La cadena de ataque observada por la firma de seguridad en la nube implica dirigirse a bases de datos PostgreSQL mal configuradas para crear un rol de administrador en Postgres y aprovechar una función llamada PROGRAM para ejecutar comandos shell.
Además, después de un ataque de fuerza bruta exitoso, el atacante lleva a cabo un reconocimiento inicial y ejecuta comandos para despojar al usuario «postgres» de sus privilegios de superusuario, restringiendo así las capacidades de otros posibles atacantes que pudieran obtener acceso de la misma manera.
Los comandos shell descargan dos cargas útiles desde un servidor remoto («128.199.77[.]96»), conocidas como PG_MEM y PG_CORE, que tienen la capacidad de terminar procesos competidores (como Kinsing), establecer persistencia en el host y, finalmente, desplegar un minero de criptomonedas Monero.

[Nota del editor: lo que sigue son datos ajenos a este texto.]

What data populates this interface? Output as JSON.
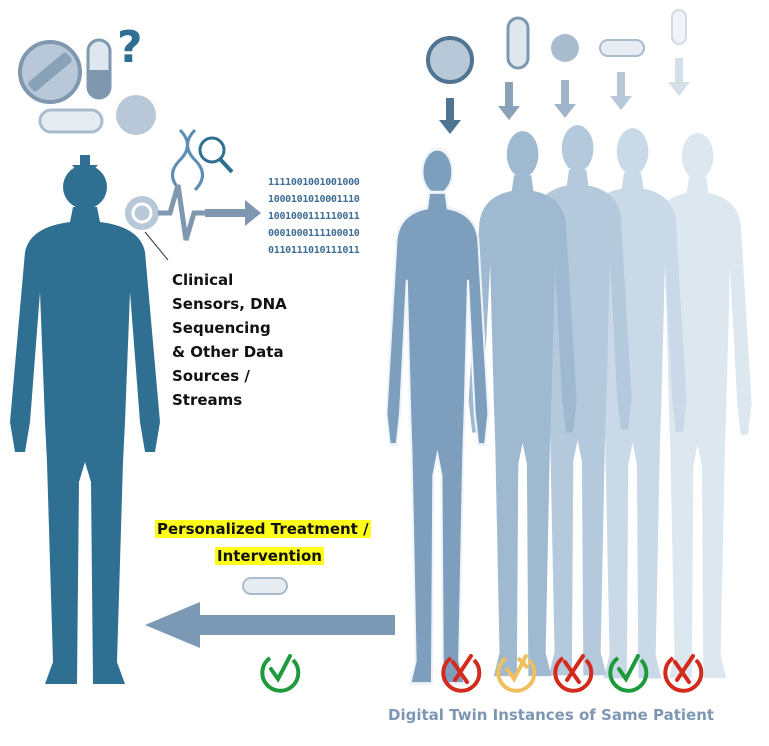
{
  "icons": [
    "pill-icon",
    "capsule-icon",
    "question-mark-icon",
    "tablet-icon",
    "dna-search-icon",
    "sensor-icon",
    "arrow-right-icon",
    "arrow-down-icon",
    "arrow-left-icon"
  ],
  "question_mark": "?",
  "binary_lines": [
    "1111001001001000",
    "1000101010001110",
    "1001000111110011",
    "0001000111100010",
    "0110111010111011"
  ],
  "sources_label": [
    "Clinical",
    "Sensors, DNA",
    "Sequencing",
    "& Other Data",
    "Sources /",
    "Streams"
  ],
  "treatment_label": [
    "Personalized Treatment /",
    "Intervention"
  ],
  "outcomes": {
    "patient": "check",
    "twins": [
      "cross",
      "partial",
      "cross",
      "check",
      "cross"
    ]
  },
  "caption": "Digital Twin Instances of Same Patient",
  "colors": {
    "figure": "#2f6f92",
    "twin": "#7d9fbd",
    "check": "#1e9a3c",
    "cross": "#d42a1e",
    "partial": "#f0c060",
    "highlight": "#ffff1a",
    "caption": "#7d97b3"
  }
}
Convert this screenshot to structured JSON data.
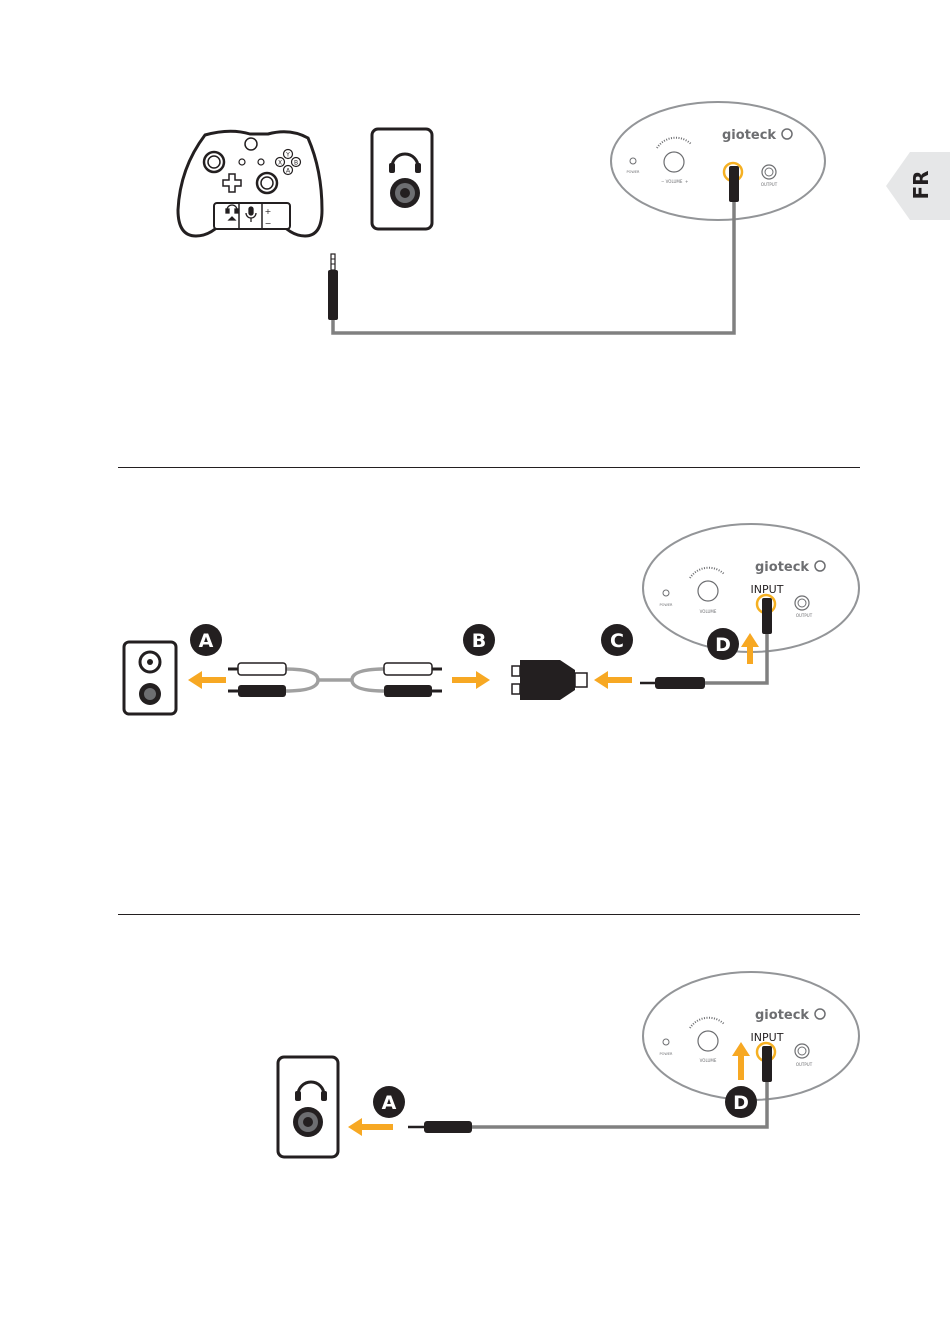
{
  "language_tab": {
    "label": "FR",
    "color": "#e6e7e8"
  },
  "colors": {
    "outline": "#231f20",
    "cable": "#808080",
    "accent": "#f7a823",
    "jack_ring": "#f5b022",
    "device_outline": "#939598"
  },
  "brand": {
    "logo_text": "gioteck"
  },
  "device_panel": {
    "power_label": "POWER",
    "volume_label": "VOLUME",
    "output_label": "OUTPUT",
    "input_label": "INPUT"
  },
  "steps": {
    "a": "A",
    "b": "B",
    "c": "C",
    "d": "D"
  },
  "controller": {
    "button_y": "Y",
    "button_b": "B",
    "button_x": "X",
    "button_a": "A",
    "plus": "+",
    "minus": "−"
  }
}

Esto se consigue utilizando un comando de PostgreSQL llamado COPY, que permite transferir datos entre un archivo y una tabla de la base de datos. En particular, explota un parámetro conocido como PROGRAM, que permite al servidor ejecutar el comando indicado y guardar los resultados de la ejecución en la tabla.
«Aunque el principal impacto es la minería de criptomonedas, en este punto el atacante también puede ejecutar comandos, visualizar datos y controlar el servidor», mencionó Morag.
«Esta campaña explota bases de datos Postgres expuestas a internet con contraseñas débiles. Muchas organizaciones conectan sus bases de datos a internet; la debilidad de la contraseña es resultado de una mala configuración y la falta de controles de identidad apropiados».
Esta revelación coincide con un informe de los Laboratorios de Seguridad de Datadog, que describe una campaña de ataque oportunista que aprovecha la vulnerabilidad Log4Shell (CVE-2021-44228, puntaje CVSS: 10.0) en Apache Log4j para descargar un script bash ofuscado, capaz de recopilar información del sistema, desplegar un minero XMRig y un shell reverso para acceso remoto.